Они были посеяны Квевердо Бру примерно за десять лет до моей смерти и долго дремали, ожидая сочетания пламени и воды для того, чтобы… Думаю, если бы Бру довел свой опыт до конца, если бы он сумел засунуть меня, целиком или порубленную на куски и каким-то образом соединенную с водой, в свой большой атанор, я бы вознеслась гораздо раньше. Et pourquoi?[260] Чтобы служить ему, подобно Азоту — демону, которого Парацельс, как утверждают, заключил в хрустальное яблоко на рукояти своей шпаги? Или для подтверждения успеха его грандиозной затеи под названием «достижение совершенства»? Теперь это уже не важно. Старому алхимику не удалось сделать со мной то, что он хотел, и финал истории ему неизвестен. Я прожила еще десять лет после моего бегства из Гаваны. Я уцелела, выжила, познала ars vivendi — искусство жизни.

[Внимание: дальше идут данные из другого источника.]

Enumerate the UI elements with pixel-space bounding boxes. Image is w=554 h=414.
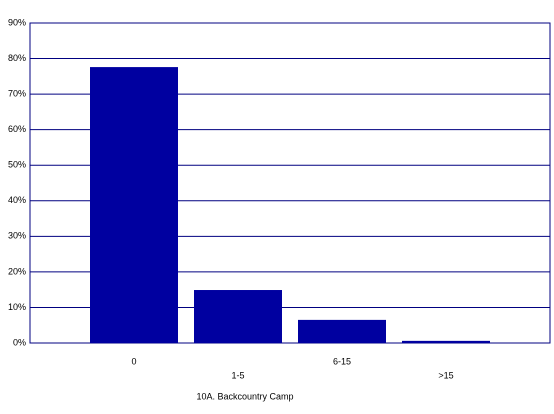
y-tick-label: 60%	[8, 124, 26, 134]
bar	[194, 290, 282, 343]
bar	[90, 67, 178, 343]
bar	[298, 319, 386, 343]
bar	[402, 340, 490, 343]
y-tick-label: 50%	[8, 160, 26, 170]
y-tick-label: 10%	[8, 302, 26, 312]
y-tick-label: 40%	[8, 195, 26, 205]
x-tick-label: 0	[131, 356, 136, 366]
y-tick-label: 0%	[13, 337, 26, 347]
chart-title: 10A. Backcountry Camp	[196, 391, 293, 401]
y-tick-label: 20%	[8, 266, 26, 276]
x-tick-label: 1-5	[231, 370, 244, 380]
x-tick-label: >15	[438, 370, 453, 380]
y-tick-label: 80%	[8, 53, 26, 63]
x-tick-label: 6-15	[333, 356, 351, 366]
y-tick-label: 30%	[8, 231, 26, 241]
y-tick-label: 90%	[8, 17, 26, 27]
y-tick-label: 70%	[8, 88, 26, 98]
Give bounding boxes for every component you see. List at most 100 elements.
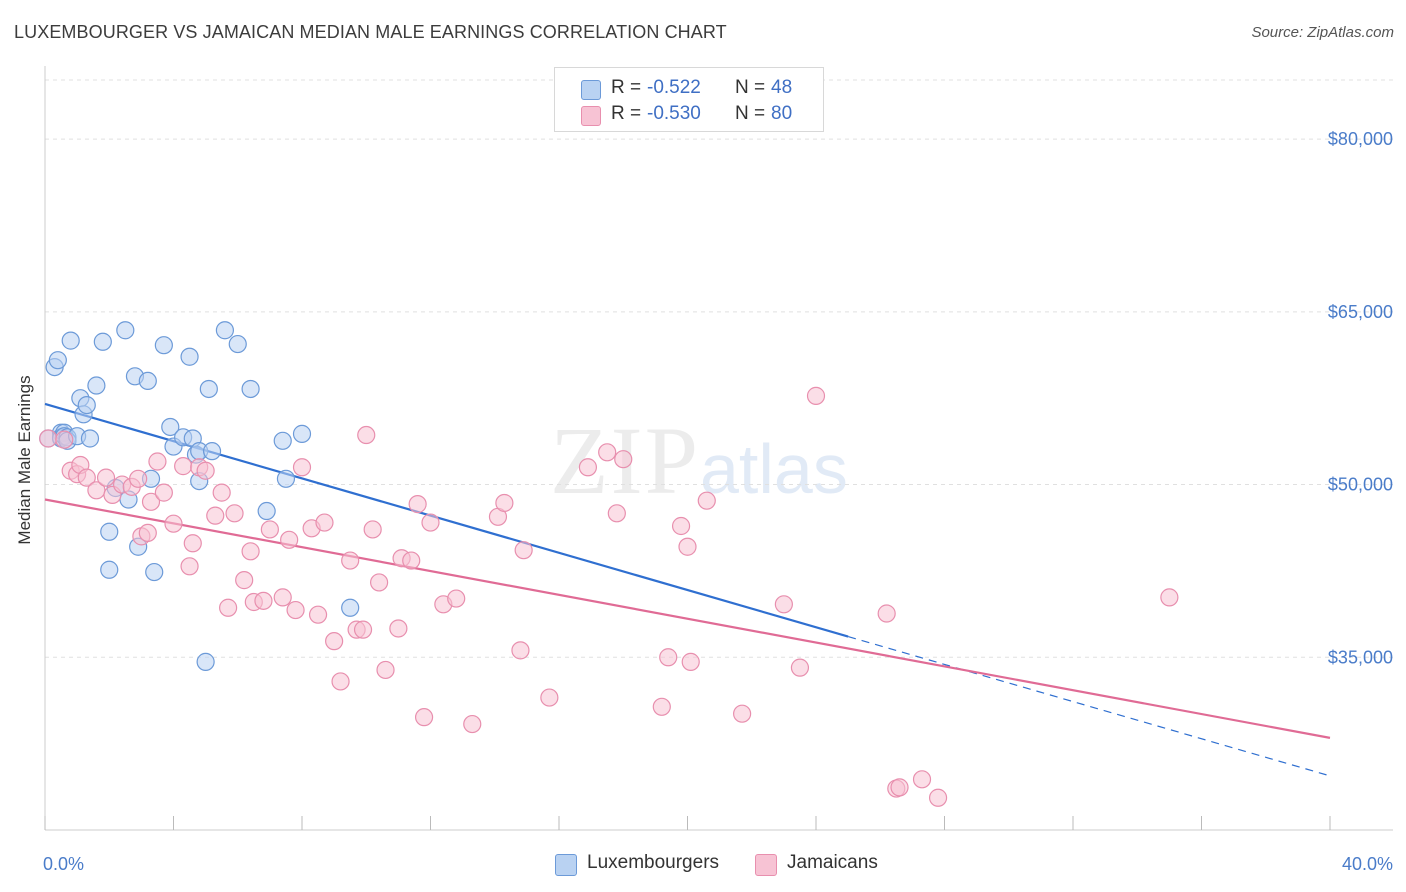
- jamaicans-point: [928, 788, 948, 807]
- jamaicans-point: [652, 697, 671, 716]
- jamaicans-point: [235, 571, 254, 590]
- jamaicans-point: [141, 492, 161, 511]
- luxembourgers-point: [257, 501, 276, 521]
- jamaicans-point: [370, 573, 389, 592]
- legend-swatch-luxembourgers: [581, 80, 601, 100]
- jamaicans-point: [315, 513, 334, 532]
- jamaicans-point: [389, 619, 408, 638]
- trend-lines: [44, 402, 1331, 777]
- jamaicans-point: [241, 542, 260, 561]
- legend-n-value: 48: [771, 77, 793, 98]
- jamaicans-point: [511, 641, 530, 660]
- jamaicans-point: [514, 541, 533, 560]
- jamaicans-point: [154, 483, 173, 502]
- jamaicans-point: [447, 589, 466, 608]
- axes: [44, 66, 1393, 831]
- jamaicans-point: [614, 450, 633, 469]
- luxembourgers-point: [145, 562, 164, 582]
- luxembourgers-point: [228, 334, 247, 354]
- legend-r-label: R =: [611, 103, 642, 124]
- legend-r-label: R =: [611, 77, 642, 98]
- luxembourgers-point: [80, 429, 100, 448]
- jamaicans-point: [96, 468, 116, 487]
- luxembourgers-point: [154, 336, 173, 355]
- jamaicans-point: [292, 458, 312, 477]
- jamaicans-point: [341, 551, 360, 570]
- jamaicans-point: [598, 443, 617, 462]
- y-tick-label: $80,000: [1328, 129, 1393, 149]
- jamaicans-point: [408, 495, 427, 514]
- legend-n-label: N =: [735, 77, 766, 98]
- jamaicans-point: [39, 429, 58, 448]
- legend-swatch-jamaicans: [581, 106, 601, 126]
- jamaicans-point: [774, 595, 793, 614]
- jamaicans-point: [376, 660, 395, 680]
- jamaicans-point: [659, 648, 678, 667]
- jamaicans-point: [77, 468, 96, 487]
- luxembourgers-point: [138, 371, 157, 391]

А также ars moriendi — искусство смерти. Теперь передо мной простирается вечность. Это состояние мне подходит. Оно кажется… сладким. Я не стану оплакивать свою судьбу, называть ее злосчастной, ибо, в конце концов, как говорится в Библии, в Книге притчей: «Longitudo dierum in dextera ejus et in sinistra illius divitiae et gloria», то есть «Долгоденствие в правой руке ее, а в левой у нее богатство и слава».[261]
Какая ведьма могла бы пожелать большего?
Но один вопрос время от времени смущает меня: что будет, когда все, кого я люблю, умрут? Я боюсь — если тут уместно говорить о страхе — одиночества большего, чем то, какое мне довелось узнать при жизни. На кого я стану глядеть из своей выси, если мои любимые в свою очередь вознесутся? Попадут ли они в страну вечного лета sans moi?[262] Дозволено ли мне будет последовать за ними? Если нет — ну что ж, наверное, я просто засну сном смерти и никогда более не спущусь на землю, чтобы войти в чужие тела. Кстати, я впервые сделала это примерно через неделю после своей гибели в пакгаузе: меня заставили вернуться медные колокола, заклинания и тому подобные вещи, с помощью которых Грания и вся моя троица призывали меня домой.